Sponsored By

June 10, 1999

1 Min Read
PIM feedstock tips

PIM molders are discovering that, where volume warrants, modern plastics compounding technology is tough to beat for feedstocks.

Researchers at Arburg’s PIM development lab believe that advanced compounding systems—such as a shear roller compactor, a twin-screw extruder, or a continuous kneading extruder—better homogenize binders and powders by breaking down powder agglomerates. Arburg has also found such technology can reduce agglomeration caused by regrind dust. Arburg engineers suspect that agglomerates are a major cause of viscosity and filling problems in PIM; variations of less than .1 percent by weight influence material flow.

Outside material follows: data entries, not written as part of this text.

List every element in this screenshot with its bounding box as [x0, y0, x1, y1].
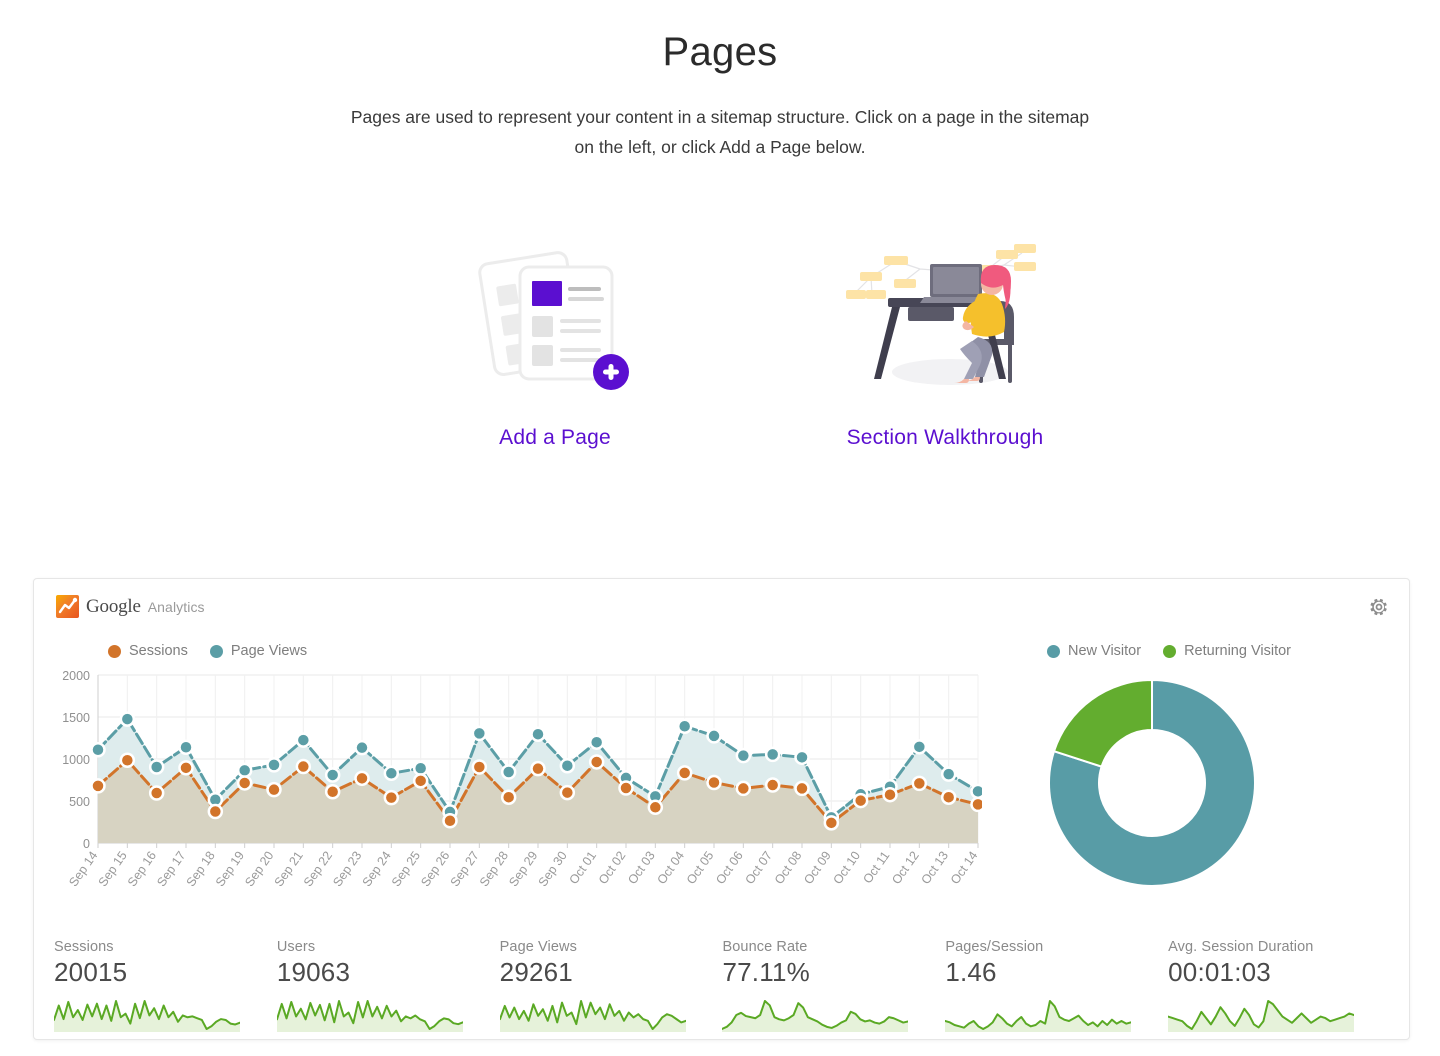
add-page-icon: [477, 251, 629, 390]
metric-page-views: Page Views 29261: [499, 939, 723, 1032]
svg-text:Sep 23: Sep 23: [330, 849, 364, 890]
svg-text:Sep 14: Sep 14: [66, 849, 100, 890]
new-visitor-color-dot: [1047, 644, 1060, 658]
svg-text:Sep 19: Sep 19: [213, 849, 247, 890]
section-walkthrough-tile[interactable]: Section Walkthrough: [820, 234, 1070, 450]
svg-text:Oct 05: Oct 05: [684, 849, 717, 887]
svg-text:Oct 06: Oct 06: [713, 849, 746, 887]
svg-text:Sep 15: Sep 15: [96, 849, 130, 890]
sessions-pageviews-line-chart: 0 500 1000 1500 2000 Sep 14 Sep 15 Sep 16 Sep 17…: [52, 667, 982, 917]
svg-text:Sep 25: Sep 25: [389, 849, 423, 890]
ga-brand: Google Analytics: [56, 595, 205, 618]
svg-text:Sep 28: Sep 28: [477, 849, 511, 890]
svg-text:Oct 14: Oct 14: [948, 849, 981, 887]
svg-text:Sep 20: Sep 20: [242, 849, 276, 890]
svg-text:Sep 22: Sep 22: [301, 849, 335, 890]
metric-label: Bounce Rate: [722, 939, 808, 955]
svg-text:Oct 10: Oct 10: [831, 849, 864, 887]
metric-value: 00:01:03: [1168, 957, 1271, 987]
metric-label: Pages/Session: [945, 939, 1044, 955]
metric-value: 1.46: [945, 957, 997, 987]
legend-item-sessions[interactable]: Sessions: [108, 643, 188, 659]
svg-text:Sep 16: Sep 16: [125, 849, 159, 890]
legend-label-new-visitor: New Visitor: [1068, 643, 1142, 659]
svg-text:Sep 21: Sep 21: [272, 849, 306, 890]
add-page-illustration: [468, 234, 643, 404]
legend-item-page-views[interactable]: Page Views: [209, 643, 308, 659]
metric-sparkline: [1168, 998, 1355, 1032]
svg-text:Oct 09: Oct 09: [801, 849, 834, 887]
line-chart-legend: Sessions Page Views: [108, 643, 307, 659]
legend-label-page-views: Page Views: [230, 643, 308, 659]
svg-text:Sep 27: Sep 27: [448, 849, 482, 890]
svg-text:Sep 17: Sep 17: [154, 849, 188, 890]
svg-text:Sep 18: Sep 18: [184, 849, 218, 890]
metric-pages-per-session: Pages/Session 1.46: [945, 939, 1168, 1032]
metric-sparkline: [499, 998, 686, 1032]
svg-text:Oct 04: Oct 04: [655, 849, 688, 887]
svg-text:Oct 03: Oct 03: [625, 849, 658, 887]
svg-text:Oct 07: Oct 07: [743, 849, 776, 887]
metric-label: Users: [276, 939, 316, 955]
metric-avg-session-duration: Avg. Session Duration 00:01:03: [1168, 939, 1391, 1032]
walkthrough-icon: [845, 244, 1036, 385]
svg-text:Sep 29: Sep 29: [506, 849, 540, 890]
ga-brand-google: Google: [86, 595, 141, 617]
metric-bounce-rate: Bounce Rate 77.11%: [722, 939, 945, 1032]
metric-label: Avg. Session Duration: [1168, 939, 1314, 955]
add-a-page-label: Add a Page: [499, 426, 611, 449]
legend-item-returning-visitor[interactable]: Returning Visitor: [1163, 643, 1291, 659]
metric-sparkline: [945, 998, 1132, 1032]
metric-sparkline: [54, 998, 240, 1032]
svg-text:Sep 26: Sep 26: [418, 849, 452, 890]
page-views-color-dot: [209, 644, 223, 658]
returning-visitor-color-dot: [1163, 644, 1177, 658]
svg-text:Oct 01: Oct 01: [567, 849, 600, 887]
svg-text:1500: 1500: [62, 711, 90, 725]
metrics-row: Sessions 20015 Users 19063 Page Views 29…: [54, 939, 1391, 1032]
svg-text:Oct 13: Oct 13: [919, 849, 952, 887]
ga-brand-analytics: Analytics: [147, 598, 205, 615]
metric-label: Page Views: [499, 939, 577, 955]
add-a-page-tile[interactable]: Add a Page: [430, 234, 680, 450]
pages-screen: Pages Pages are used to represent your c…: [0, 0, 1440, 1056]
metric-value: 20015: [54, 957, 128, 987]
visitor-type-donut-chart: [1034, 665, 1334, 915]
svg-text:Sep 24: Sep 24: [360, 849, 394, 890]
svg-text:1000: 1000: [62, 753, 90, 767]
google-analytics-card: Google Analytics Sessions Page Views New…: [33, 578, 1410, 1040]
metric-users: Users 19063: [276, 939, 500, 1032]
svg-text:Oct 12: Oct 12: [889, 849, 922, 887]
metric-value: 19063: [276, 957, 351, 987]
action-tiles: Add a Page Section Walkthrough: [0, 234, 1440, 450]
svg-text:500: 500: [69, 795, 90, 809]
walkthrough-illustration: [838, 234, 1053, 404]
legend-item-new-visitor[interactable]: New Visitor: [1047, 643, 1141, 659]
svg-text:Oct 02: Oct 02: [596, 849, 629, 887]
donut-chart-legend: New Visitor Returning Visitor: [1047, 643, 1291, 659]
section-walkthrough-label: Section Walkthrough: [846, 426, 1044, 449]
gear-icon[interactable]: [1367, 595, 1391, 619]
legend-label-returning-visitor: Returning Visitor: [1184, 643, 1291, 659]
metric-sparkline: [722, 998, 909, 1032]
sessions-color-dot: [108, 644, 121, 658]
svg-text:Oct 11: Oct 11: [860, 849, 892, 886]
metric-value: 29261: [499, 957, 573, 987]
page-description: Pages are used to represent your content…: [350, 107, 1090, 157]
svg-text:Oct 08: Oct 08: [772, 849, 805, 887]
page-title: Pages: [662, 30, 778, 74]
legend-label-sessions: Sessions: [129, 643, 188, 659]
google-analytics-logo-icon: [56, 595, 79, 618]
metric-sessions: Sessions 20015: [54, 939, 277, 1032]
metric-sparkline: [276, 998, 463, 1032]
metric-label: Sessions: [54, 939, 114, 955]
svg-text:2000: 2000: [62, 669, 90, 683]
svg-text:Sep 30: Sep 30: [536, 849, 570, 890]
metric-value: 77.11%: [722, 957, 810, 987]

Thermat Precision Technology Inc. uses twin-screw, controlled-atmosphere reaction compounding systems to prepare its proprietary feedstocks for pelletization. Thermat sources say they need such process sophistication to ensure a thin but uniform coating of metal powders by their multicomponent binder system. All of the compounders were customized to Thermat specs and built by Readco.

Twin-screw tips

William Thiele, general manager of American Leistritz Extruder Corp. (Somerville, NJ) offers advice on improving compounding and pelletizing performance:

Feeding all binders and powders together in the main feed port of a twin-screw extruder can cause high specific energy, low output rates, quality problems, and high machine wear. Feed powders downstream. When large powder masses are added downstream to the binder system, excess friction sometimes occurs due to binder freeze-off. Preheating the powder can solve this problem, allowing for more efficient processing, and sometimes eliminating the need for a side-stuffer.Die-face hot pelletizing is generally preferred over trying to cut cooled metal-hard strands. Yet, some strand pelletizing may be done, particularly when the binder system is still soft at the point of cutting.